The Inversion at the Heart of History: Every crisis template ended with its own opposite. The OPEC shock created the energy independence movement. The Gulf War created the 1990s boom. The 2018 trade war created the 2019 melt-up. Smoot-Hawley created the WTO. The more severe the crisis, the more powerful the forced response, the stronger the recovery that followed. This is Heraclitus: the thing at its extreme becomes its opposite.

The Verdict: It's 1990 in Structure, 1973 in Scale, and 2018 in Exit Ramp

The war mechanism is 1990: oil spike → military conflict → eventual resolution → recovery. But the scale is 1973: 20% of global supply disrupted, gold surging, consumer confidence cratering. And the exit ramp is 2018: Trump-China summit (66% probability), tariff de-escalation, Fed pivot.

The critical variable is time. If the war resolves by Q2 (16% probability per prediction markets), it's 1990 and you buy the dip aggressively. If it drags into Q3-Q4, the compound effects create something new — a 1973-style prolonged regime that exhausts the Fed's tools and entrenches stagflation expectations.

What the ghosts agree on: the near-term direction is down and volatile (all four analogies include a -15% to -40% drawdown phase).
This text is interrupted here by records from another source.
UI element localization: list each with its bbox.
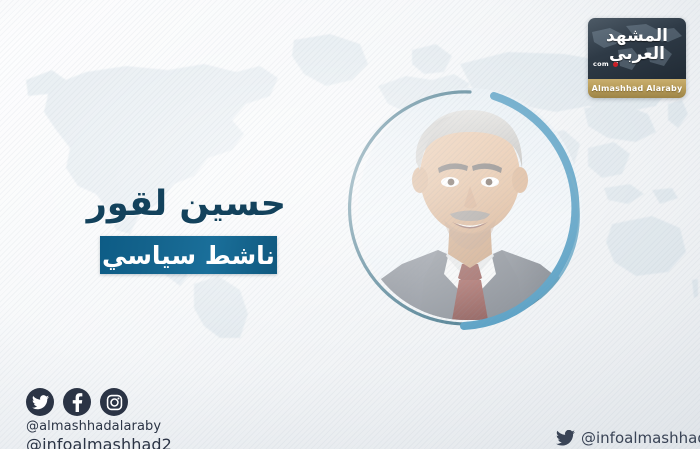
footer-twitter-handle-right: @infoalmashhad2 [556,429,700,447]
bottom-white-strip [0,449,700,459]
logo-latin-name: Almashhad Alaraby [592,84,683,93]
person-name: حسين لقور [0,186,286,223]
portrait-container [350,88,590,328]
logo-bottom-panel: Almashhad Alaraby [588,79,686,98]
logo-arabic-text: المشهد العربي [588,28,686,63]
footer-twitter-handle-text: @infoalmashhad2 [581,429,700,447]
person-title-text: ناشط سياسي [102,243,275,268]
logo-arabic-line1: المشهد [606,26,668,46]
brand-logo: المشهد العربي com Almashhad Alaraby [588,18,686,98]
instagram-icon[interactable] [100,388,128,416]
logo-com-label: com [593,60,609,68]
handle-primary: @almashhadalaraby [26,420,172,435]
facebook-icon[interactable] [63,388,91,416]
twitter-icon[interactable] [26,388,54,416]
logo-red-dot [613,62,618,67]
social-icons-row [26,388,128,416]
person-title-badge: ناشط سياسي [100,236,277,274]
decorative-ring [344,82,596,334]
logo-top-panel: المشهد العربي com [588,18,686,79]
twitter-icon-small [556,430,575,446]
social-media-card: حسين لقور ناشط سياسي المشهد العربي com [0,0,700,459]
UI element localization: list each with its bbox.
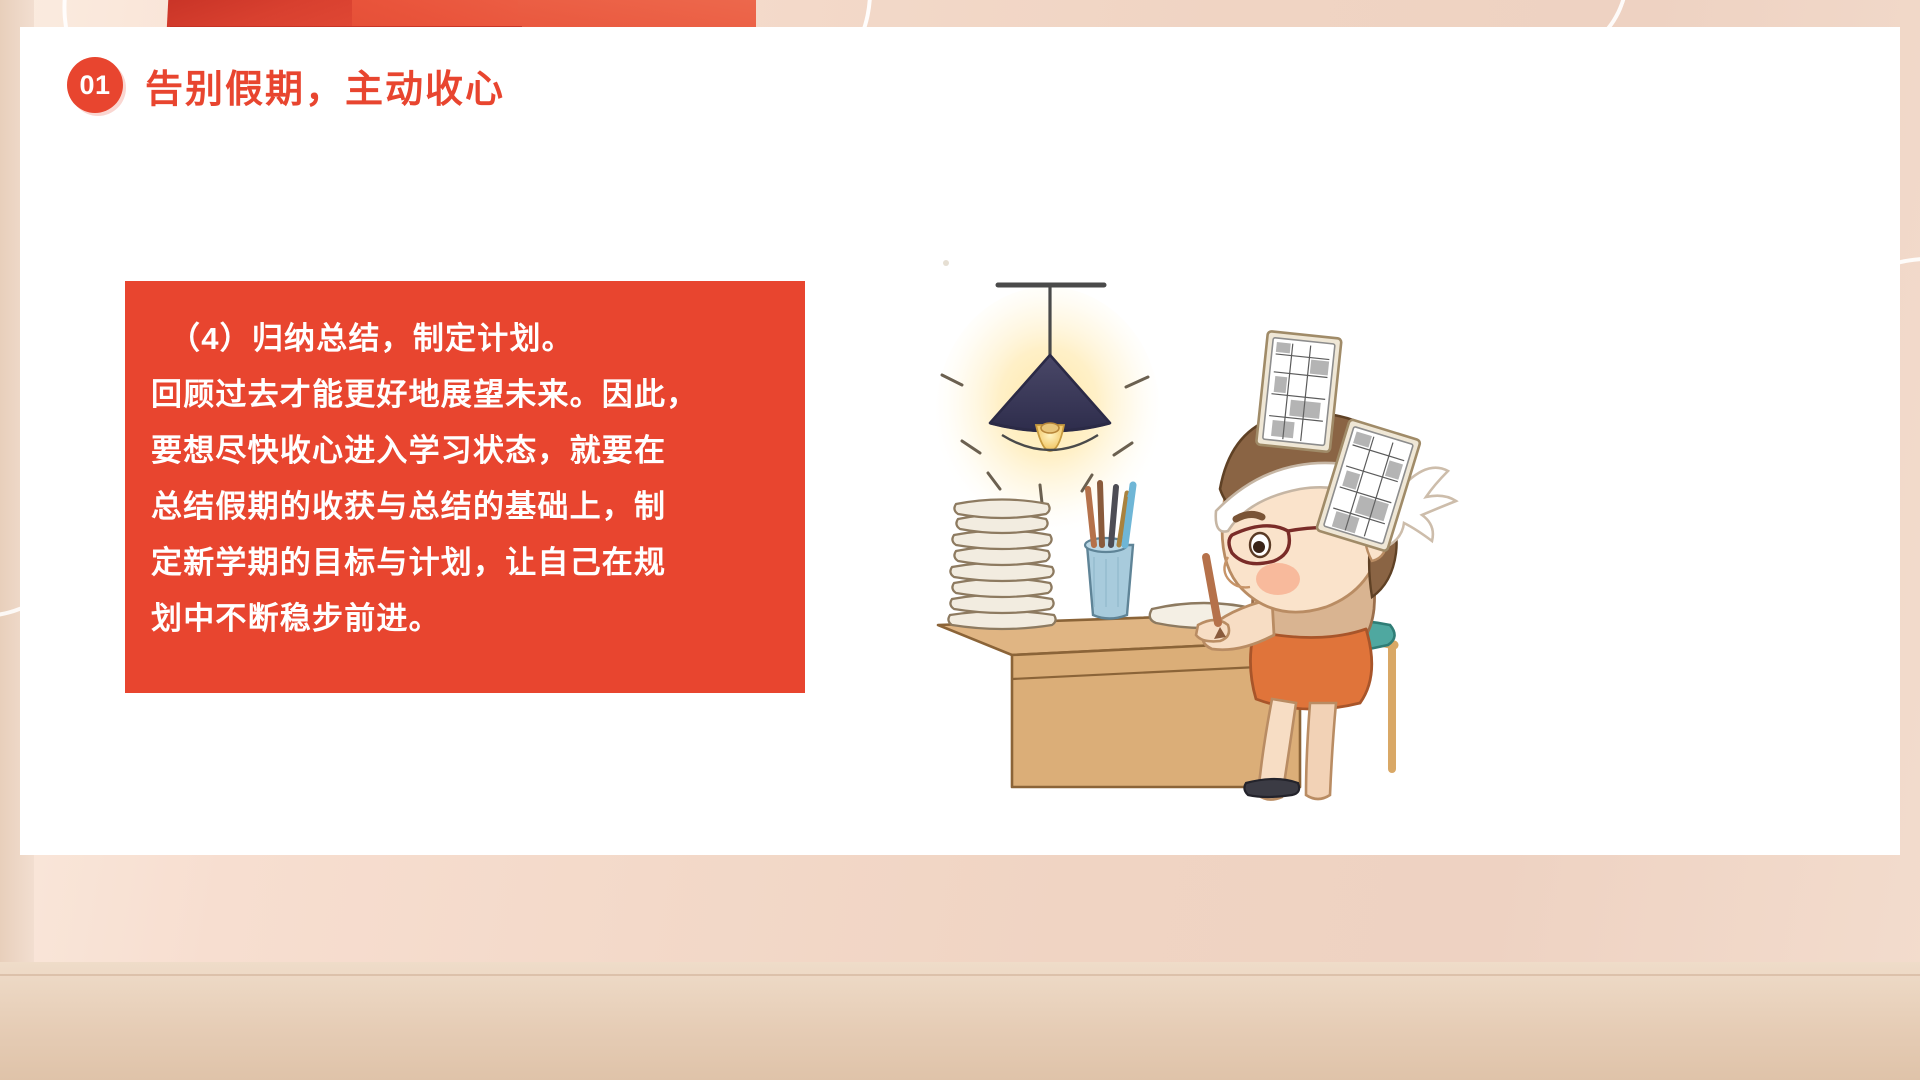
- floor-strip: [0, 962, 1920, 1080]
- content-line: （4）归纳总结，制定计划。: [151, 311, 779, 367]
- boy-shorts: [1250, 629, 1371, 709]
- floor-line: [0, 974, 1920, 976]
- cheek-blush: [1256, 563, 1300, 595]
- content-line: 回顾过去才能更好地展望未来。因此，: [151, 367, 779, 423]
- boy-pupil: [1253, 541, 1265, 553]
- section-header: 01 告别假期，主动收心: [67, 57, 505, 113]
- book-stack: [948, 500, 1055, 630]
- floating-comic-card-1: [1256, 331, 1342, 452]
- content-line: 总结假期的收获与总结的基础上，制: [151, 479, 779, 535]
- pencil-cup: [1085, 538, 1133, 619]
- boy-sandal: [1244, 779, 1299, 797]
- studying-boy-illustration: [880, 227, 1500, 787]
- content-line: 定新学期的目标与计划，让自己在规: [151, 535, 779, 591]
- boy-leg-back: [1306, 703, 1336, 799]
- section-number-badge: 01: [67, 57, 123, 113]
- slide-content-card: 01 告别假期，主动收心 （4）归纳总结，制定计划。 回顾过去才能更好地展望未来…: [20, 27, 1900, 855]
- bulb-base: [1041, 423, 1059, 433]
- content-line: 划中不断稳步前进。: [151, 591, 779, 647]
- decor-dot: [943, 260, 949, 266]
- content-line: 要想尽快收心进入学习状态，就要在: [151, 423, 779, 479]
- content-text-box: （4）归纳总结，制定计划。 回顾过去才能更好地展望未来。因此， 要想尽快收心进入…: [125, 281, 805, 693]
- boy-hand: [1196, 620, 1229, 641]
- page-title: 告别假期，主动收心: [145, 58, 505, 113]
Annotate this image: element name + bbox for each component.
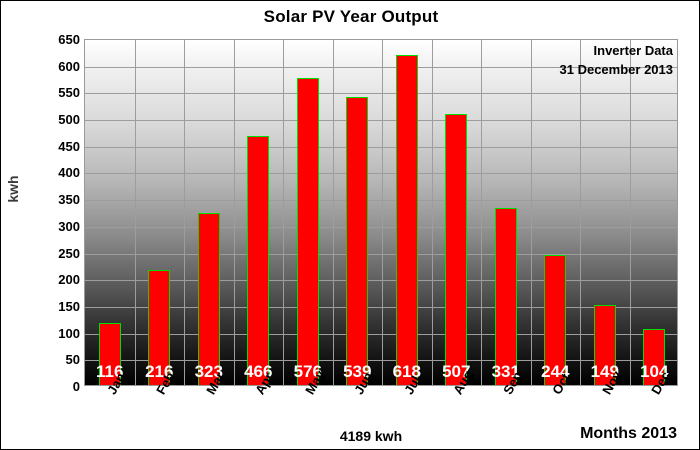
y-axis-label: kwh (5, 159, 21, 219)
y-tick-label: 450 (36, 140, 80, 153)
gridline-vertical (481, 40, 482, 385)
y-tick-label: 250 (36, 247, 80, 260)
gridline-vertical (234, 40, 235, 385)
annotation-block: Inverter Data 31 December 2013 (560, 42, 673, 80)
y-tick-label: 0 (36, 380, 80, 393)
annotation-line-1: Inverter Data (560, 42, 673, 61)
gridline-horizontal (85, 254, 677, 255)
gridline-horizontal (85, 280, 677, 281)
x-axis-label: Months 2013 (580, 425, 677, 443)
bar (346, 97, 368, 385)
gridline-vertical (580, 40, 581, 385)
y-axis-tick-labels: 650600550500450400350300250200150100500 (28, 39, 80, 386)
gridline-vertical (432, 40, 433, 385)
plot-area: 116216323466576539618507331244149104 (84, 39, 678, 386)
y-tick-label: 400 (36, 166, 80, 179)
bar (297, 78, 319, 385)
y-tick-label: 50 (36, 353, 80, 366)
y-tick-label: 200 (36, 273, 80, 286)
bar (445, 114, 467, 385)
y-tick-label: 600 (36, 60, 80, 73)
gridline-horizontal (85, 173, 677, 174)
gridline-vertical (135, 40, 136, 385)
gridline-horizontal (85, 147, 677, 148)
page-title: Solar PV Year Output (1, 7, 700, 27)
gridline-horizontal (85, 120, 677, 121)
gridline-vertical (630, 40, 631, 385)
y-tick-label: 500 (36, 113, 80, 126)
y-tick-label: 300 (36, 220, 80, 233)
y-tick-label: 650 (36, 33, 80, 46)
gridline-vertical (333, 40, 334, 385)
gridline-horizontal (85, 227, 677, 228)
chart-figure: Solar PV Year Output kwh 650600550500450… (0, 0, 700, 450)
bar (247, 136, 269, 385)
bar (198, 213, 220, 385)
gridline-vertical (382, 40, 383, 385)
gridline-horizontal (85, 360, 677, 361)
gridline-horizontal (85, 334, 677, 335)
gridline-horizontal (85, 307, 677, 308)
bar (396, 55, 418, 385)
total-output-label: 4189 kwh (301, 428, 441, 444)
y-tick-label: 100 (36, 327, 80, 340)
gridline-vertical (531, 40, 532, 385)
annotation-line-2: 31 December 2013 (560, 61, 673, 80)
gridline-vertical (184, 40, 185, 385)
y-tick-label: 350 (36, 193, 80, 206)
y-tick-label: 150 (36, 300, 80, 313)
gridline-horizontal (85, 93, 677, 94)
gridline-horizontal (85, 200, 677, 201)
gridline-vertical (283, 40, 284, 385)
bar (495, 208, 517, 385)
y-tick-label: 550 (36, 86, 80, 99)
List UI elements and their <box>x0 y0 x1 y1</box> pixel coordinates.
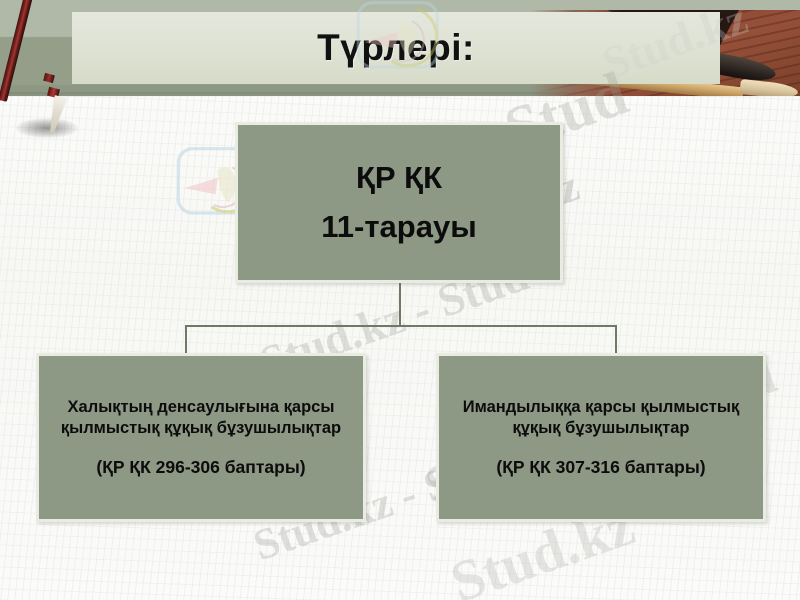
connector-horizontal-bus <box>185 325 617 327</box>
child-node-left-body: Халықтың денсаулығына қарсы қылмыстық құ… <box>49 397 353 440</box>
connector-drop-right <box>615 325 617 355</box>
connector-root-stem <box>399 283 401 327</box>
slide-canvas: Түрлері: Stud.kz - Stud Stud.kz Stud.kz … <box>0 0 800 600</box>
child-node-right-body: Имандылыққа қарсы қылмыстық құқық бұзушы… <box>449 397 753 440</box>
child-node-right-reference: (ҚР ҚК 307-316 баптары) <box>496 457 705 478</box>
diagram-root-node[interactable]: ҚР ҚК 11-тарауы <box>235 122 563 283</box>
page-title: Түрлері: <box>72 12 720 84</box>
connector-drop-left <box>185 325 187 355</box>
root-node-line-2: 11-тарауы <box>321 211 476 244</box>
pen-shadow <box>16 118 78 138</box>
diagram-child-node-right[interactable]: Имандылыққа қарсы қылмыстық құқық бұзушы… <box>436 353 766 522</box>
child-node-left-reference: (ҚР ҚК 296-306 баптары) <box>96 457 305 478</box>
diagram-child-node-left[interactable]: Халықтың денсаулығына қарсы қылмыстық құ… <box>36 353 366 522</box>
root-node-line-1: ҚР ҚК <box>356 162 442 195</box>
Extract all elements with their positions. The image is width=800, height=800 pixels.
What they disagree on: the recovery shape. And the recovery shape depends entirely on whether decision-makers play the right cards. The ghost isn't in the data. It's in the response.

Which Ghost Is Actually Here? Watch These Three Signals

#Signal1973 Reading1990 ReadingCurrent
1 Hormuz shipping Stays closed months Reopens within weeks Closed 14+ days, Iran doubling down
2 Consumer inflation expectations Expectations de-anchor >5% Expectations stay anchored <3% Michigan sentiment crashing post-war
3 Fed response Paralyzed (no cut, no hike) Cuts decisively within 3 months Lame-duck, constrained, FOMC in 4 days

All three signals currently point toward the 1973 ghost, not the 1990 ghost. But the 1990 V-recovery only needs one catalyst: the ceasefire. And every day the war continues, the probability of that catalyst rises — because the costs of continuing mount faster than the costs of stopping.

The most dangerous trade is the one that assumes you know which ghost is real. The smartest trade is the one that profits from the transition between ghosts.